Well, suddenly it’s September, summer already anxious to excuse itself and the kids back in school.
Like last year, this summer has been fleeting up in the mountains. With most trails covered in snow until August and winter breathing down our necks, it’s prime time in the North Cascades. Time to get while the getting’s good.
With this in mind, we joined the throngs on the trail to Skyline Divide—a favorite beauty spot—one fine afternoon. The trailhead parking lot was packed and cars were parked along the road for half a mile. Lots of folks looking for a little alpine glory before the snows return.
The trail through the woods was busy. In addition to the hikers in twos and threes and eights, a Washington Trail Association (WTA) crew was spread along the route, shovels and pulaskis in hand. You have to love the WTA. With Forest Service budgets cut to the bone, they are invaluable for maintaining popular trails such as Skyline.
We reached the ridge top with its sweeping meadows and awe-inspiring views of Shuksan, Baker, and scores of other marquee peaks. The wildflowers were still blooming: carpets of purple, yellow and white. No bugs at all. Lots and lots of blissed-out hikers though. I’d never seen half this many people on the Divide.
However, the crowds were left behind as we continued along the undulating ridge. Soon enough, we found ourselves more or less alone in the great, omnipresent silence.
Dramatic clouds swirled around the peaks, cloaking the summits. An occasional beam of sunlight found us among the flowers, and we reveled in the warmth. Baker’s summit appeared from the curtain of clouds, its glaciers a deep, breathtaking blue. Susan got out the binoculars to scan Chowder Basin for bears, commonly seen foraging down in that green valley, and I sat back beside the lupines and watched the clouds. A breeze blew cold, a reminder of winter on the way.
I’m always filled with a sense of gratitude and bittersweet joy at times like these in the mountains, always aware of the fleeting nature of the seasons and thus, by extension, of the passing of years and preciousness of life. It’s good to be reminded of these things, helpful in the eternal quest to live in the moment.
The trees on the divide are stunted, twisted and beautiful. Krummholz, they’re called. In German, krumm means crooked and holz means wood. Those Germans have a way with words.

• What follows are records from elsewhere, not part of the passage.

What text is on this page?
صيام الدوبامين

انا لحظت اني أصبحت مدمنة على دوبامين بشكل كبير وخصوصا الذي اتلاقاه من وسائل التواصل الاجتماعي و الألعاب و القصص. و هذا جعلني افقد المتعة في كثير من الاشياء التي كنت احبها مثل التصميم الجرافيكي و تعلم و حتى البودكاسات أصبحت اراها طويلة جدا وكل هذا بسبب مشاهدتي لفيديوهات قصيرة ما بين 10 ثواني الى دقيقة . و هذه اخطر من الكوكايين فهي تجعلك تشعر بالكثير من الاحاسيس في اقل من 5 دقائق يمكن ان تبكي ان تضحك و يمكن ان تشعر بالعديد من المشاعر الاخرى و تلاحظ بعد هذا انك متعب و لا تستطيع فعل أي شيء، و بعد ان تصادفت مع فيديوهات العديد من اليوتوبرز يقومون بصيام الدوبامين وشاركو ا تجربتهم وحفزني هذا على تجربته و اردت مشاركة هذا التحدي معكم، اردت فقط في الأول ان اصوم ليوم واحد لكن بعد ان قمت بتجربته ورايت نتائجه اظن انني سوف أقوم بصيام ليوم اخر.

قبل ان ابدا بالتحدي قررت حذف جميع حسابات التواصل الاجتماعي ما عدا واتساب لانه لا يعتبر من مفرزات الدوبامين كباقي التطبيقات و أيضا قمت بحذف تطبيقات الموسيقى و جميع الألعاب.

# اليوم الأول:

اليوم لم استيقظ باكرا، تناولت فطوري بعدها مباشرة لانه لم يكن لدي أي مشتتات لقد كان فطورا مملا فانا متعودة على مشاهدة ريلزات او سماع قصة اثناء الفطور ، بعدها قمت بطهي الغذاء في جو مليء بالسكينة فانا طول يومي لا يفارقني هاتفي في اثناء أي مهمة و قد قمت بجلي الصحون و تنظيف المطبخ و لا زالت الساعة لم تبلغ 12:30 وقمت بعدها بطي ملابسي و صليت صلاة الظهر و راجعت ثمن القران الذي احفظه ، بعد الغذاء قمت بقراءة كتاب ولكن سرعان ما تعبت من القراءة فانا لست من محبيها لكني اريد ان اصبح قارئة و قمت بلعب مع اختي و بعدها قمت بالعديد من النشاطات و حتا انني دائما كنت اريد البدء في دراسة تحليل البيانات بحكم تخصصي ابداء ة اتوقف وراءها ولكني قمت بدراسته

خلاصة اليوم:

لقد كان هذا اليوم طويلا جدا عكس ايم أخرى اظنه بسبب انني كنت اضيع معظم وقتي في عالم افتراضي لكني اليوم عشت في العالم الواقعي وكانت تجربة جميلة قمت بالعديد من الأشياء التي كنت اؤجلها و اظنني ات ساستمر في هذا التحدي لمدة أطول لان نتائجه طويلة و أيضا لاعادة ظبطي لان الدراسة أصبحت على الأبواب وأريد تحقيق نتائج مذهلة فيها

These trees also speak to the passing of time and the fury of the elements. Their short stature is the result of only being able to survive where they are sheltered by snow or rocks, which protect them from winter’s onslaught in the high country. For me, they embody the duality of beauty and struggle.
As evening gathered its forces, we retraced our steps along the ridge, turning for one last lingering look out at the snow-covered peaks before re-entering the darkening forest.